“You know when my client’s chimpanzee ripped your face off? It was on the job, and is therefore a worker’s comp claim. Your argument is invalid”.
An attorney representing the owner of a chimpanzee that mauled and blinded a woman is calling the attack a work-related incident and said her family’s case should be treated like a workers’ compensation claim.
The strategy, if successful, would severely limit potential damages in the case and insulate the chimp owner from personal liability.

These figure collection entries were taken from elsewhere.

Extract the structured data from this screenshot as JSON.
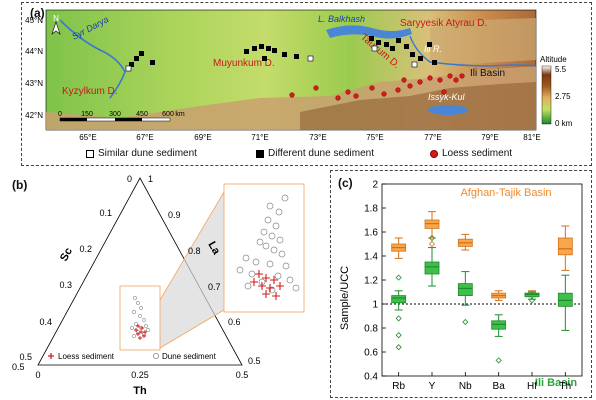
{
  "panel_a": {
    "label": "(a)",
    "lat_ticks": [
      "45°N",
      "44°N",
      "43°N",
      "42°N"
    ],
    "lon_ticks": [
      "65°E",
      "67°E",
      "69°E",
      "71°E",
      "73°E",
      "75°E",
      "77°E",
      "79°E",
      "81°E"
    ],
    "north": "N",
    "places": {
      "balkhash": "L. Balkhash",
      "saryyesik": "Saryyesik Atyrau D.",
      "taukum": "Taukum D.",
      "muyunkum": "Muyunkum D.",
      "syrdarya": "Syr Darya",
      "kyzylkum": "Kyzylkum D.",
      "ili_r": "Ili R.",
      "ili_basin": "Ili Basin",
      "issyk": "Issyk-Kul"
    },
    "scale": {
      "labels": [
        "0",
        "150",
        "300",
        "450",
        "600"
      ],
      "unit": "km"
    },
    "altitude": {
      "title": "Altitude",
      "max": "5.5",
      "mid": "2.75",
      "min": "0 km"
    },
    "legend": {
      "similar": "Similar dune sediment",
      "different": "Different dune sediment",
      "loess": "Loess sediment"
    }
  },
  "panel_b": {
    "label": "(b)",
    "ternary": {
      "vertex_top": "Sc",
      "vertex_right": "La",
      "vertex_bottom": "Th",
      "left_ticks": [
        "0.5",
        "0.4",
        "0.3",
        "0.2",
        "0.1",
        "0"
      ],
      "right_ticks": [
        "1",
        "0.9",
        "0.8",
        "0.7",
        "0.6",
        "0.5"
      ],
      "bottom_ticks": [
        "0",
        "0.25",
        "0.5"
      ],
      "bottom_left": "0.5"
    },
    "legend": {
      "loess": "Loess sediment",
      "dune": "Dune sediment"
    }
  },
  "panel_c": {
    "label": "(c)",
    "chart_data": {
      "type": "box",
      "ylabel": "Sample/UCC",
      "ylim": [
        0.4,
        2.0
      ],
      "yticks": [
        "0.4",
        "0.6",
        "0.8",
        "1",
        "1.2",
        "1.4",
        "1.6",
        "1.8",
        "2"
      ],
      "categories": [
        "Rb",
        "Y",
        "Nb",
        "Ba",
        "Hf",
        "Th"
      ],
      "reference_line": 1.0,
      "series": [
        {
          "name": "Afghan-Tajik Basin",
          "color": "#f7a64a",
          "boxes": [
            {
              "min": 1.38,
              "q1": 1.44,
              "median": 1.47,
              "q3": 1.5,
              "max": 1.55,
              "outliers": []
            },
            {
              "min": 1.55,
              "q1": 1.63,
              "median": 1.67,
              "q3": 1.7,
              "max": 1.77,
              "outliers": [
                1.5
              ]
            },
            {
              "min": 1.45,
              "q1": 1.48,
              "median": 1.51,
              "q3": 1.54,
              "max": 1.58,
              "outliers": []
            },
            {
              "min": 1.03,
              "q1": 1.05,
              "median": 1.07,
              "q3": 1.09,
              "max": 1.11,
              "outliers": []
            },
            {
              "min": 1.06,
              "q1": 1.07,
              "median": 1.08,
              "q3": 1.09,
              "max": 1.11,
              "outliers": []
            },
            {
              "min": 1.28,
              "q1": 1.41,
              "median": 1.46,
              "q3": 1.55,
              "max": 1.65,
              "outliers": []
            }
          ]
        },
        {
          "name": "Ili Basin",
          "color": "#3fbf4a",
          "boxes": [
            {
              "min": 0.95,
              "q1": 1.01,
              "median": 1.05,
              "q3": 1.07,
              "max": 1.11,
              "outliers": [
                1.22,
                0.88,
                0.74,
                0.64
              ]
            },
            {
              "min": 1.15,
              "q1": 1.25,
              "median": 1.31,
              "q3": 1.35,
              "max": 1.47,
              "outliers": [
                1.55
              ]
            },
            {
              "min": 0.99,
              "q1": 1.07,
              "median": 1.13,
              "q3": 1.17,
              "max": 1.27,
              "outliers": [
                0.85
              ]
            },
            {
              "min": 0.73,
              "q1": 0.79,
              "median": 0.83,
              "q3": 0.86,
              "max": 0.91,
              "outliers": [
                0.53
              ]
            },
            {
              "min": 1.04,
              "q1": 1.06,
              "median": 1.08,
              "q3": 1.09,
              "max": 1.1,
              "outliers": [
                1.03
              ]
            },
            {
              "min": 0.78,
              "q1": 0.98,
              "median": 1.03,
              "q3": 1.09,
              "max": 1.24,
              "outliers": []
            }
          ]
        }
      ]
    }
  }
}
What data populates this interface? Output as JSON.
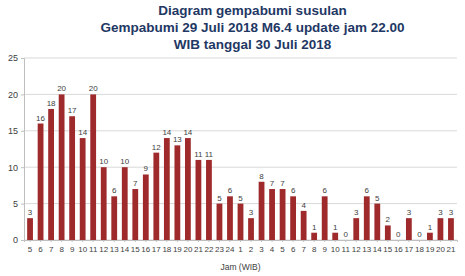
{
  "chart_data": {
    "type": "bar",
    "title": "Diagram gempabumi susulan\nGempabumi 29 Juli 2018 M6.4 update jam 22.00\nWIB tanggal 30 Juli 2018",
    "x_label": "Jam (WIB)",
    "categories": [
      "5",
      "6",
      "7",
      "8",
      "9",
      "10",
      "11",
      "12",
      "13",
      "14",
      "15",
      "16",
      "17",
      "18",
      "19",
      "20",
      "21",
      "22",
      "23",
      "24",
      "1",
      "2",
      "3",
      "4",
      "5",
      "6",
      "7",
      "8",
      "9",
      "10",
      "11",
      "12",
      "13",
      "14",
      "15",
      "16",
      "17",
      "18",
      "19",
      "20",
      "21"
    ],
    "values": [
      3,
      16,
      18,
      20,
      17,
      14,
      20,
      10,
      6,
      10,
      7,
      9,
      12,
      14,
      13,
      14,
      11,
      11,
      5,
      6,
      5,
      3,
      8,
      7,
      7,
      6,
      4,
      1,
      6,
      1,
      0,
      3,
      6,
      5,
      2,
      0,
      3,
      0,
      1,
      3,
      3
    ],
    "color": "#9e2a2b",
    "ylim": [
      0,
      25
    ],
    "yticks": [
      0,
      5,
      10,
      15,
      20,
      25
    ],
    "grid": true,
    "data_labels": true
  }
}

The 200-pound chimpanzee named Travis went berserk in February when his owner, Sandra Herold, asked her friend and employee Charla Nash to help lure him back into her house in Stamford. The animal ripped off Nash’s hands, nose, lips and eyelids, and she remains in stable condition at the Cleveland Clinic.
Nash’s family filed a $50 million lawsuit against Herold, saying she was negligent and reckless for lacking the ability to control “a wild animal with violent propensities.”
Due to a pending legal battle with a gang of underage prostitutes vs community action group ACORN, I am unable to take this case at this time, however i will comment that “violent and unspeakably horrible life threatening and disfiguring attacks by a domesticated primate” *was* in fact in the job description listed under “hazards and acknowledged risks” in the alleged “victims” employment in her former role of “friend who stops by the house to say hello from time to time”.